A vector containing the key value(s) you want to filter. After the first time the function is called with a specified key value, the value is stored in a hidden object and does not need to be specified again.

glimpse

Print output using dplyr::glimpse, defaults to FALSE.

Value

The data filtered by the key value on the key column stored in options("idf_data_key") #' @examples

Motivation

When working with a set of tables that have an in-common id column (for example "unitid" in IPEDS or offender number in UDC data) it is often the case that when I find an individual with some issue in one table, I then want to see what the data for that individual is in another table.

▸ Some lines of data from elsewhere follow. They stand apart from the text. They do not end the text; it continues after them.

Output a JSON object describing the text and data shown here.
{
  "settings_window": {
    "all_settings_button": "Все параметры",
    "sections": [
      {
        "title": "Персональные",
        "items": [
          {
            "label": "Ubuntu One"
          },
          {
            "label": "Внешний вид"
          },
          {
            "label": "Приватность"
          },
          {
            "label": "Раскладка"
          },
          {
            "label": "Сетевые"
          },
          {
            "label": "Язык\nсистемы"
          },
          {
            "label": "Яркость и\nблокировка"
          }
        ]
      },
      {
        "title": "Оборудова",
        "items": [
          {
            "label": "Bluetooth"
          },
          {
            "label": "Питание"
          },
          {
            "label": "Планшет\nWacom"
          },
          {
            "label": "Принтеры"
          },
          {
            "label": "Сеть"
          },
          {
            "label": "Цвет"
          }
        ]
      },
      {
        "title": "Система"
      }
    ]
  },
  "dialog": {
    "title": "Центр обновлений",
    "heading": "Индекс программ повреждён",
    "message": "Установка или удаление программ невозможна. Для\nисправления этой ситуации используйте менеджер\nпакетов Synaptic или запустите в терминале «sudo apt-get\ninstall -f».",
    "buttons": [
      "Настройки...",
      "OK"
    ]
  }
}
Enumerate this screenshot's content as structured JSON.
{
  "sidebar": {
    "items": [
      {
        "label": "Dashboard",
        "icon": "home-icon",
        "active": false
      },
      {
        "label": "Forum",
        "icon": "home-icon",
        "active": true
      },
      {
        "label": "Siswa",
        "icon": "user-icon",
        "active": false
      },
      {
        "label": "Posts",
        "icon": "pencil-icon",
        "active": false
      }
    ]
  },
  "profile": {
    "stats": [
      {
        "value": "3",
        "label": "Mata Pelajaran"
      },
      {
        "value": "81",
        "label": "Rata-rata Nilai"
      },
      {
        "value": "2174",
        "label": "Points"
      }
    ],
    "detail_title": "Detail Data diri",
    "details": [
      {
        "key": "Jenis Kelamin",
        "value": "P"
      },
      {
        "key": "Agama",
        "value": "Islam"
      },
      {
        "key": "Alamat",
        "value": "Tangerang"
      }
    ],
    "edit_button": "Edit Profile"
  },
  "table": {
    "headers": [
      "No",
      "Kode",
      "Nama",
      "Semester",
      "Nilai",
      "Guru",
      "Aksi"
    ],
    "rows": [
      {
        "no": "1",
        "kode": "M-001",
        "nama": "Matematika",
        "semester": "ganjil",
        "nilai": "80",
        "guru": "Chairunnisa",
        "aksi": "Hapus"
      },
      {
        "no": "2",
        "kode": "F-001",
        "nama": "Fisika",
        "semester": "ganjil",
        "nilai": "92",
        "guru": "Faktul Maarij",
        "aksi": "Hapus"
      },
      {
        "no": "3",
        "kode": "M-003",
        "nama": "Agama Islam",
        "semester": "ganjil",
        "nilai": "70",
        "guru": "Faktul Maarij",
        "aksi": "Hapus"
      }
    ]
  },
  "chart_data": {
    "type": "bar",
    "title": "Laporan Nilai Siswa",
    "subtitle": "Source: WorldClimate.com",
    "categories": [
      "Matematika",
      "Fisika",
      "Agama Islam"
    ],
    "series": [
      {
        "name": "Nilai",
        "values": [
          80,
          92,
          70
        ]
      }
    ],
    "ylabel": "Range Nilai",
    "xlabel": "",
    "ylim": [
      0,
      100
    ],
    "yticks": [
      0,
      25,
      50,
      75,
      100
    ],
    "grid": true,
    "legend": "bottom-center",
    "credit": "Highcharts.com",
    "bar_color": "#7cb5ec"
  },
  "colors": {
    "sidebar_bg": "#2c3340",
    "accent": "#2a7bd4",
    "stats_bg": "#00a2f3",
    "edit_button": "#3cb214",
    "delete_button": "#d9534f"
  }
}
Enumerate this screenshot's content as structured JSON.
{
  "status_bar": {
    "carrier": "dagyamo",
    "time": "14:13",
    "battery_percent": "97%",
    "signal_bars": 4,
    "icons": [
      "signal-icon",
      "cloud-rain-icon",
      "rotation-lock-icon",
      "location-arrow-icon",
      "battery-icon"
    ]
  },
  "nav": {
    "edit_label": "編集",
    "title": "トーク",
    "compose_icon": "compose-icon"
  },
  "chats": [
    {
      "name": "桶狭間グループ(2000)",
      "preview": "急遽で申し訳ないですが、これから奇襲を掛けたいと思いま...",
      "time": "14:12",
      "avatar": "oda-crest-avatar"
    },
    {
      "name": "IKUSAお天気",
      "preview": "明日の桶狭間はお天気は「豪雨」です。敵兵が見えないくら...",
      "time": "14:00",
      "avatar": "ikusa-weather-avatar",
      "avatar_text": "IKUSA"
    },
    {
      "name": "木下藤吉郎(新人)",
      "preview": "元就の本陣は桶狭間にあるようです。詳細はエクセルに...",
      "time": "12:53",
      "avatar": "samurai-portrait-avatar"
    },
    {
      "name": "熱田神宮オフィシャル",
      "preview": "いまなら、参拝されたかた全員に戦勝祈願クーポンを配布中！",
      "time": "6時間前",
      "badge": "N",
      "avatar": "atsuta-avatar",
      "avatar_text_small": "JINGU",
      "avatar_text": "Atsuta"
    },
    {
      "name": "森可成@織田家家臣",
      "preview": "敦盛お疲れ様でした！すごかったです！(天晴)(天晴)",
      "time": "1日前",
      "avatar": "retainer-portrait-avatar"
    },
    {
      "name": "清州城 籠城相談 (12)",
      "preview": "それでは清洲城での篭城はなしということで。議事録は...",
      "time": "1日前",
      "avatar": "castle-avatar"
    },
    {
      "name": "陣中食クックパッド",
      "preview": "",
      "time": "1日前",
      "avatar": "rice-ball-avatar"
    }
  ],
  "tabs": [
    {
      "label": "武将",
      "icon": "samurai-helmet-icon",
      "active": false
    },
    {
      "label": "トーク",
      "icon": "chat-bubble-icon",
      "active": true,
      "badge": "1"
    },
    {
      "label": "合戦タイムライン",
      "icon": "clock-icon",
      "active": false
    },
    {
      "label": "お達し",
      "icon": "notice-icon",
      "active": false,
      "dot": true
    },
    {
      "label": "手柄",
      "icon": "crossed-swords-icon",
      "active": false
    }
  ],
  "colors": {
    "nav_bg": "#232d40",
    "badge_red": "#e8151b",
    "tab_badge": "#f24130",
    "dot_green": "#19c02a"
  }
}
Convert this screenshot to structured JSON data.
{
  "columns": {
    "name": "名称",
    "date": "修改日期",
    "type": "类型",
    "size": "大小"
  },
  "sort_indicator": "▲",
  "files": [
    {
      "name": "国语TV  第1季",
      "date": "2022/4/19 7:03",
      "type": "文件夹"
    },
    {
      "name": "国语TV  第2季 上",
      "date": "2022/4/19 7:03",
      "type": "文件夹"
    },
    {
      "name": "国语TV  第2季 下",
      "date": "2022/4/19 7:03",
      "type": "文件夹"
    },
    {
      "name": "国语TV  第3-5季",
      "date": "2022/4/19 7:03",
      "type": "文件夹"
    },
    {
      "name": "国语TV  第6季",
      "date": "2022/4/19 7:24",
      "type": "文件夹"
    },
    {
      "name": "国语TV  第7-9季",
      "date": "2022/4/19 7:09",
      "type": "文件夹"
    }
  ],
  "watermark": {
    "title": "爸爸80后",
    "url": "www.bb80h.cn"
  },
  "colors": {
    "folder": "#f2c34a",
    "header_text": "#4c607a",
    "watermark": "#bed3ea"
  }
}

Rather than constantly having to use filter() with a matching argument, this function lets you just specify the id value on its own. And because the goal is often to look up an id value in one table and then immediately look it up in the other table, this function also saves whatever the last id value was so that it isn't necessary to specify it on subsequent function calls.

Warning

This function should not be used in non-interactive (ie in console) or non-diagnostic script code (i.e. anywhere that an object is written vs just printed).

Note

Upon first use of the function it will ask for the bare (unquoted) name of the key column. This can also be changed or set manually: options(idf_data_key = "your_data_key_column"), or by specifying a new id in the function call.